GSA Annual Meeting in Seattle, Washington, USA - 2017

Paper No. 70-7
Presentation Time: 9:00 AM-5:30 PM

ASSESSING THE AGE AND SEQUENCE OF THRUST FAULTING IN THE SOUTHERN APPALACHIANS


SPURGEON, Derek L., Geography, Geology and Planning, Missouri State University, 901 S National Ave, Springfield, MO 65897, MCKAY, Matthew P., Department of Geosciences, Missouri State University, 901 S National Ave, Springfield, MO 65897, FOSDICK, Julie C., Center for Integrative Geosciences, University of Connecticut, Storrs, CT 06269 and JACKSON Jr., William T., Department of Earth Sciences, University of South Alabama, Mobile, AL 36608, Spurgeon679@live.missouristate.edu

The Southern Appalachian Mountains were formed by multiple collisional events, culminating in the Pennsylvanian-Permian Alleghanian Orogeny. Today, this complex collisional history is recorded in the fold and thrust belt of Alabama, where a full Wilson Cycle of Paleozoic strata are deformed by northeast-striking thrusts faults. While age relationships of deformation within the Southern Appalachian fold and thrust belt have been investigated, fault cross-cutting relationships suggest a complex sequence of out-of-sequence and/or breaking backward thrust faulting; thereby resulting in the timing and duration of Alleghanian deformation to be poorly understood.

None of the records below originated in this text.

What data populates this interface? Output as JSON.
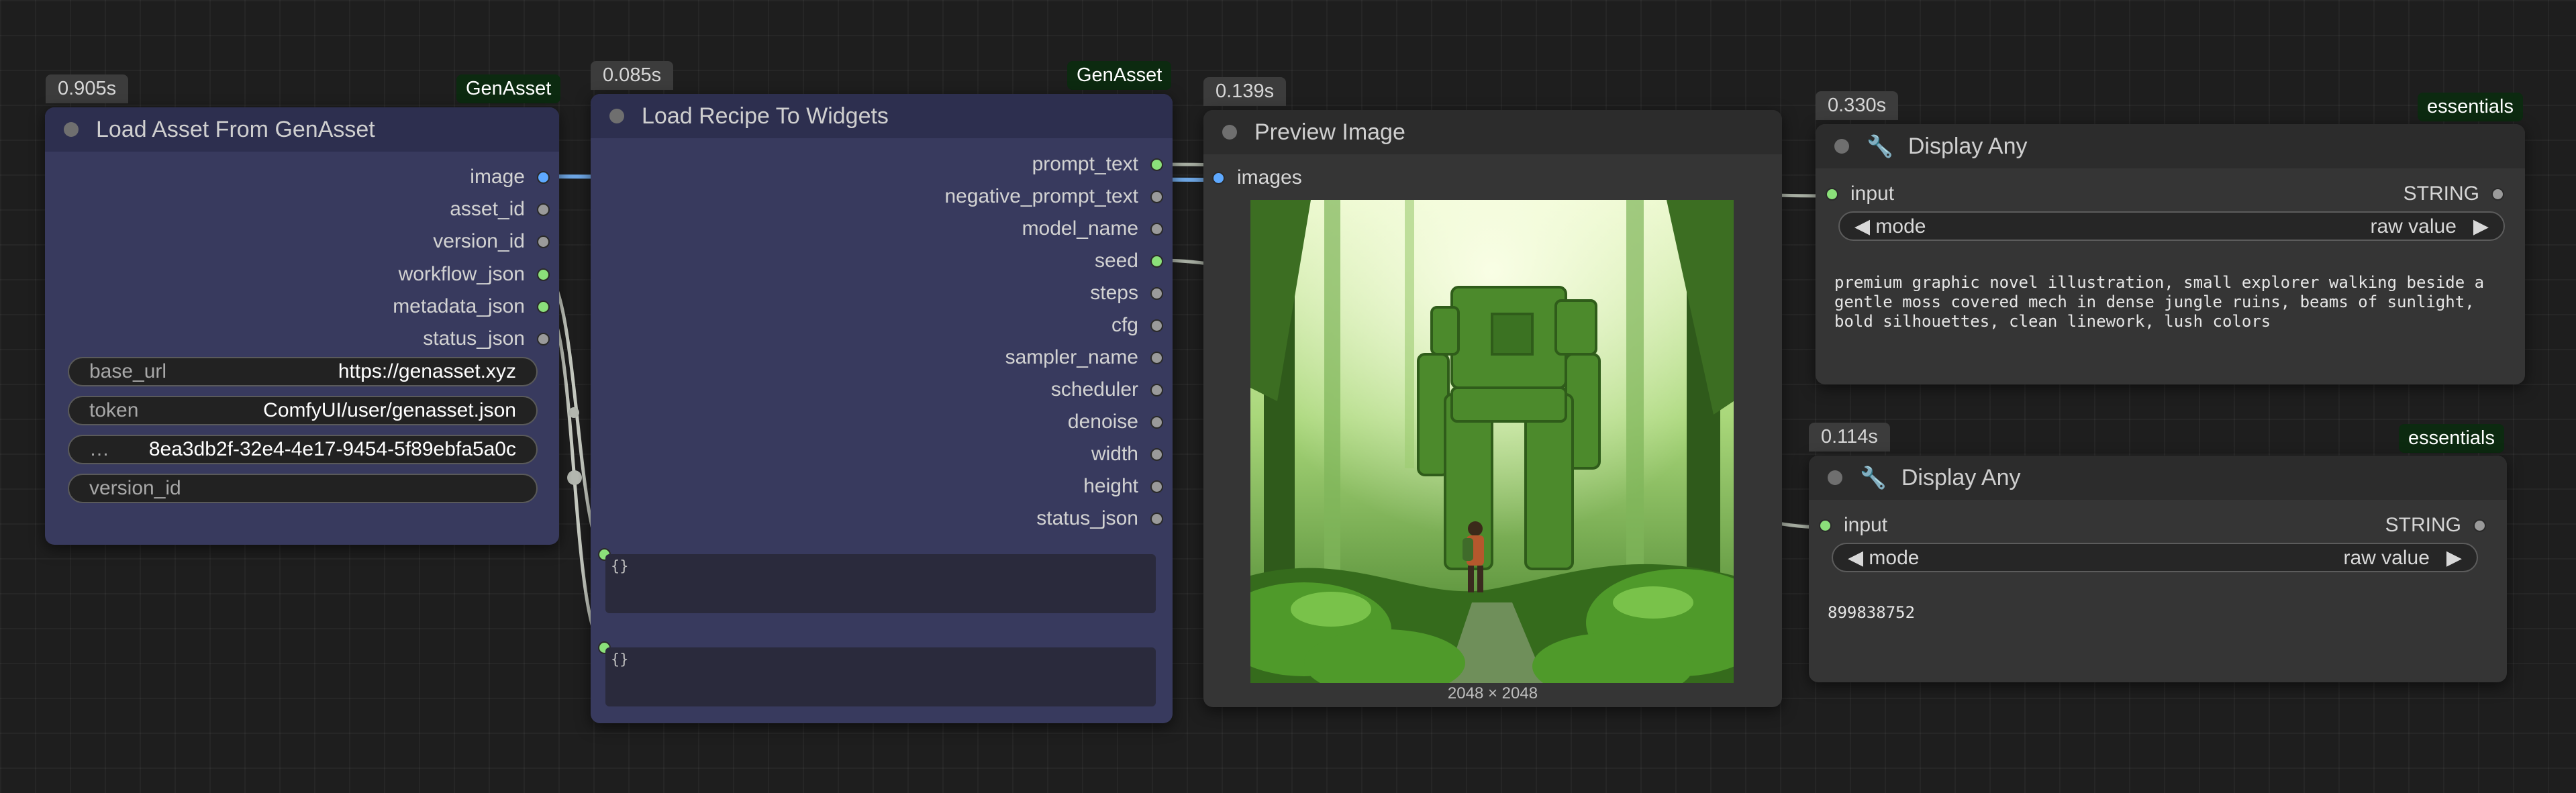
{
  "nodes": {
    "load_asset": {
      "time": "0.905s",
      "source": "GenAsset",
      "title": "Load Asset From GenAsset",
      "outputs": [
        "image",
        "asset_id",
        "version_id",
        "workflow_json",
        "metadata_json",
        "status_json"
      ],
      "widgets": [
        {
          "key": "base_url",
          "value": "https://genasset.xyz"
        },
        {
          "key": "token",
          "value": "ComfyUI/user/genasset.json"
        },
        {
          "key": "…",
          "value": "8ea3db2f-32e4-4e17-9454-5f89ebfa5a0c"
        },
        {
          "key": "version_id",
          "value": ""
        }
      ]
    },
    "load_recipe": {
      "time": "0.085s",
      "source": "GenAsset",
      "title": "Load Recipe To Widgets",
      "outputs": [
        "prompt_text",
        "negative_prompt_text",
        "model_name",
        "seed",
        "steps",
        "cfg",
        "sampler_name",
        "scheduler",
        "denoise",
        "width",
        "height",
        "status_json"
      ],
      "textbox1": "{}",
      "textbox2": "{}"
    },
    "preview": {
      "time": "0.139s",
      "title": "Preview Image",
      "input": "images",
      "dims": "2048 × 2048"
    },
    "display1": {
      "time": "0.330s",
      "source": "essentials",
      "title": "Display Any",
      "input": "input",
      "output": "STRING",
      "mode_label": "mode",
      "mode_value": "raw value",
      "text": "premium graphic novel illustration, small explorer walking beside a\ngentle moss covered mech in dense jungle ruins, beams of sunlight,\nbold silhouettes, clean linework, lush colors"
    },
    "display2": {
      "time": "0.114s",
      "source": "essentials",
      "title": "Display Any",
      "input": "input",
      "output": "STRING",
      "mode_label": "mode",
      "mode_value": "raw value",
      "text": "899838752"
    }
  },
  "colors": {
    "node_purple": "#383a5e",
    "node_gray": "#353535",
    "socket_green": "#8be07a",
    "socket_blue": "#5ea9ff",
    "tag_green": "#0c2a10"
  }
}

Along a cross-strike transect spanning the Southern Appalachian fold and thrust belt, sandstone units located near major thrust faults constrained through recent geologic mapping were sampled to investigate the sequence of thrust faulting. Zircon (U-Th)/He thermochronology of sandstone units may provide low-temperature thermal information for respective thrust sheets, which serves as a proxy from thrust sheet uplift and exhumation during orogenesis. New thermochronology ages will (a) test the relative ages for faulting and (b) provide a duration for thrust fault exhumation of thrust sheets during the Alleghanian Orogeny in the Southern Appalachian fold and thrust belt. If Alleghanian deformation was prolonged, individual thrust sheet deformation may be resolvable. In contrast, if deformation occurred over a brief period, such that cooling ages are all within uncertainty, the results will provide a control on thrust belt deformation as a whole. Our results will allow a temporal correlation of deformation in upper crustal rocks of the fold and thrust belt with the mid-crustal metamorphic rocks in the Appalachian Piedmont to the southeast.